The radio host asked Kinzinger to respond to the recent efforts in Wayne County, Michigan, where two Republicans on the Board of Canvassers briefly refused to certify the election results in an apparent attempt to bypass the will of the voters. Those canvassers ultimately reversed course and certified the results, further cementing Biden’s victory in Michigan.

“If I would give recommendation to President Trump, it would be first off, let’s get a little less of the TV action on this and a little more of actual legal stuff,” Kinzinger said.

“There is going to be no doubt that there is voter fraud out there,” Kinzinger said. “I think there is in every election. Is it enough to overturn an entire election? Probably not. I don’t think so. But he has every right to pursue that. At the same time, we can’t start throwing out things like ‘fraudulent election’ until we know, because that is the kind of thing in my mind that has long-term implications.”

On November 7th, the day the Associated Press called the race for Joe Biden, Congressmen John Shimkus (IL-15th) and Adam Kinzinger (IL 16th) were the first Illinois Republicans to wish Biden and his running mate Senator Kamala Harris well. Both have since publicly referred to Biden as the President-elect.

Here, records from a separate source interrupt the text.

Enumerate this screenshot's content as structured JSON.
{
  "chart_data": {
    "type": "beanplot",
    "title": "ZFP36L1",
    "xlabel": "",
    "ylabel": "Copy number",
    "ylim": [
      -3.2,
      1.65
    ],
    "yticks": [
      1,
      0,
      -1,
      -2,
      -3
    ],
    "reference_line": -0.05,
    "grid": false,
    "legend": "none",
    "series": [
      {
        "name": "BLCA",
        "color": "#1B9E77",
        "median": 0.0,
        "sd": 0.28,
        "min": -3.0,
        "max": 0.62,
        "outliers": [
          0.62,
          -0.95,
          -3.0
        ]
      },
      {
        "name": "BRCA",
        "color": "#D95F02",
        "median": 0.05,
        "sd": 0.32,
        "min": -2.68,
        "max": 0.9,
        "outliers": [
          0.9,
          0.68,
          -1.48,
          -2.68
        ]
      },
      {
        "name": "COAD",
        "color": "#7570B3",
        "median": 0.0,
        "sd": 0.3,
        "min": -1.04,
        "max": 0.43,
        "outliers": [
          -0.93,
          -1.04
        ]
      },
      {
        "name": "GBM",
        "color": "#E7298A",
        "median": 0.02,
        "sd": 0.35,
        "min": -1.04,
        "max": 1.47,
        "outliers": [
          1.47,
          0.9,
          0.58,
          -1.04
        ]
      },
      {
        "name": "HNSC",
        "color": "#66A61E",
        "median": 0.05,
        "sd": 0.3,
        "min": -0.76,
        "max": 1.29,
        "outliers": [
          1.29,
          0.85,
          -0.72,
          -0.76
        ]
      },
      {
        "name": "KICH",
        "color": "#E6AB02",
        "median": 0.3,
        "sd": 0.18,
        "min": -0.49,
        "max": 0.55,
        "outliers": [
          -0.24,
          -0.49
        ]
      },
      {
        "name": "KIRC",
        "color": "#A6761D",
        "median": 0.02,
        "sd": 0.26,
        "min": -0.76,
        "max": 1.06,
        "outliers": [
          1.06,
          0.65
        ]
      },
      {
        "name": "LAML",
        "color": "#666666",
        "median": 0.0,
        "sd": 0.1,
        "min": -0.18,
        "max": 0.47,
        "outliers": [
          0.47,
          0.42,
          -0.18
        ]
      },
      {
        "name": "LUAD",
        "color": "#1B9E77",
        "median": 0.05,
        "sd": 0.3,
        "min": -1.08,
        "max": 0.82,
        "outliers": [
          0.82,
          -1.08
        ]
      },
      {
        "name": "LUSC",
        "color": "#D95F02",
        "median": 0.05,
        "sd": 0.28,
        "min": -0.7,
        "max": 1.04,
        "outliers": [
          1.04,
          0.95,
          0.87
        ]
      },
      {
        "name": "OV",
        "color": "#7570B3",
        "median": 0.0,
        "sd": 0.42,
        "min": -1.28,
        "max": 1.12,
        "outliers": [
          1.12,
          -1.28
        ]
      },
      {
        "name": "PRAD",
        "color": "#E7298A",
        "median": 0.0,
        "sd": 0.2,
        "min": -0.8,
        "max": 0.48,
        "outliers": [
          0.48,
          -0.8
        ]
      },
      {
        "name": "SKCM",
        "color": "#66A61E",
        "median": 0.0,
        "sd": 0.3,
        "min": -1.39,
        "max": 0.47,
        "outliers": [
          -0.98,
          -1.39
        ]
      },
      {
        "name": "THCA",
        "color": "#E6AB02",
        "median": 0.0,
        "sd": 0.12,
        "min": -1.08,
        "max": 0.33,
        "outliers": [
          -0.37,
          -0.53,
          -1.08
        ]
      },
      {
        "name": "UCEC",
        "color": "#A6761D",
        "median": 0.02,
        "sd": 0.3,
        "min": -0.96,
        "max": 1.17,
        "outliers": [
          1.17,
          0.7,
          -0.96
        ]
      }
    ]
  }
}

Congressman Adam Kinzinger wrote, “Our nation deserves two competing parties who can work together when possible, and compete honorably when not.”
In a November 7th Facebook post, Congressman John Shimkus wrote,” I wish President-elect Joe Biden well.”

On November 9th, two days after the Associated Press called the race for President-elect Biden, Congressman Darin LaHood (IL-18) released a statement supporting the President’s legal challenges.

“While I am disappointed by the current presidential results, I am a firm believer that fair, legal, and ethical elections are the cornerstone of our democracy and their integrity must be protected,” LaHood said at the time.

“I support President Trump’s effort to ensure all legal votes are counted, and any evidence of impropriety must be investigated in a transparent way and litigated in the courts to ensure all Americans have faith in the electoral process.”

A spokesman for LaHood said he “does believe that it is appropriate for Joe Biden to be afforded access to intelligence and security briefings.”

Shimkus, the longest tenured Republican member of Congress from Illinois, is stepping down at the end of this term. He’s the only Congressional Republican from Illinois to describe former Vice President Biden as the President-elect.

“While never perfect, American elections have consistently been free and fair,” Shimkus wrote. “Our local and state election officials do important and under-appreciated work to ensure they are. This year’s election is no different.

“The peaceful transition of power is a signal to the world of the strength of democracy and the resilience of our Republic. Even though I supported his opponent, I wish President-elect Joe Biden well.”

Congressman Mike Bost’s office did not respond to calls and emails seeking comment.